KANASHIMI – 闇歌 Yamiuta
Il 2023 si è aperto, tra le altre cose, con una bella notizia per gli amanti del DSBM che guardano oltre i confini europei alla ricerca di novità dolceamare. Dopo averne presentato il primissimo Romantik Suicide all’epoca dei festeggiamenti del nostro decimo anno di attività, accogliamo a braccia aperte — e lamette alla mano — il nuovo lavoro di Kanashimi, intitolato Yamiuta. La creatura di O. Misanthropy ne ha fatta di strada in questi quindici anni e, pur non avendo mai raggiunto una posizione apicale nel mondo del depressive black, merita decisamente di essere rispolverata da parte di chi, dopo un ascolto frugale, può averla archiviata mal giudicandola.
Sei tracce, poco più di quaranta minuti, la consueta strabordante depressione. Così il fantasma giapponese che si nasconde dietro lo pseudonimo di O. Misanthropy ha deciso di tornare alla ribalta con il terzo album della sua carriera, a sei anni dal precedente Inori. Se niente si sa ancora di chi sia l’oni che porta avanti la baracca, una cosa è certa: questo teatrino è tra i migliori in circolazione. Il depressive black di cui è alfiere il nipponico è rimasto immutato dagli esordi. Tutto è ancora lento al limite del funereo, la nebbia non sembra essersi dissipata all’orizzonte e il dolce, romantico malessere del 2009 è ancora lì. A essersi evoluta, nella ricetta di Kanashimi, è la produzione.

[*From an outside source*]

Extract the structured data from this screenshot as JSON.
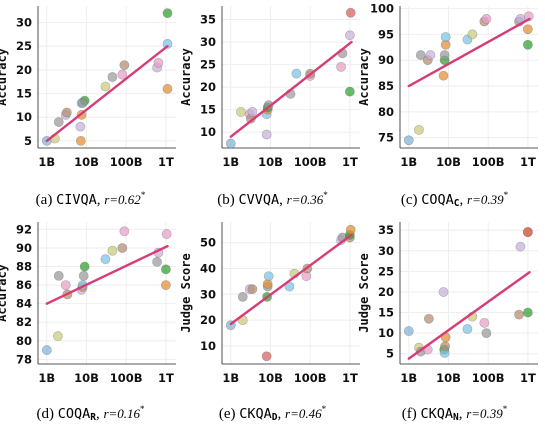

Ispirato come sul finire degli anni Dieci, il giapponese è riuscito a confezionare un altro disco di melodie funebri fatte black metal con la delicatezza con cui un mastro piegatore realizza origami. “The Funeral Song” si presenta da sola anche a chi non ne comprende il testo, ma “Samidare” e “Yamiuta”, ad esempio, nascondono dietro gli ideogrammi una triste ode alla pioggia di prima estate e un canto all’oscurità estremamente raffinati. Bpm controllati, riff concentrici, evoluzioni lente ed estremamente eleganti: è su queste basi che O. Misanthropy declama le sue liriche in voce distorta e gutturale, adagiandosi su tastiere e distorsioni con naturale livore. E infine sull’ultima traccia di Yamiuta troviamo la sorpresa definitiva: all’interno della ballata “Lullaby” — perché di una sorta di ballata si tratta — compare l’unico ospite dell’album, vale a dire Dmytro Eugenovich Marchenko, anche noto come Crying Orc, il plurirattristato signor Këkht Aräkh.

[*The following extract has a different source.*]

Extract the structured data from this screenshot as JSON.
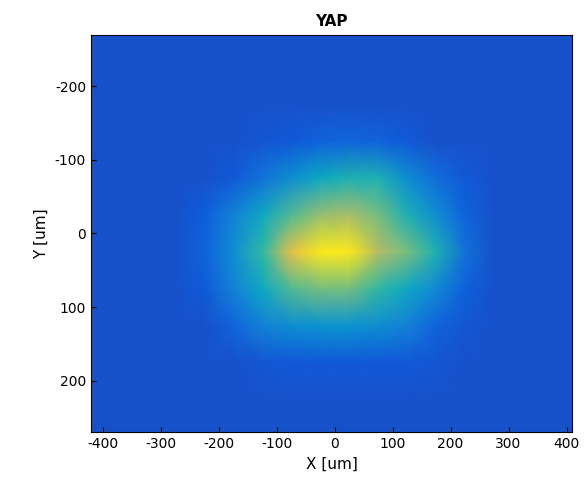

C’è tanta disperazione in Yamiuta e tanto, concreto dolore. Dal suo debutto a oggi, Kanashimi ha fatto molta strada e la sua collaborazione con la tedesca Talheim Records sembra proseguire sotto il migliore degli auspici. L’augurio è che il nome del progetto cresca quanto meriti perché, a occhio e croce, il terzo album di O. Misanthropy potrebbe finire tra i preferiti del 2023 non solo degli amanti del DSBM ma anche degli appassionati di atmospheric black e di chi sta esplorando il sottobosco giapponese.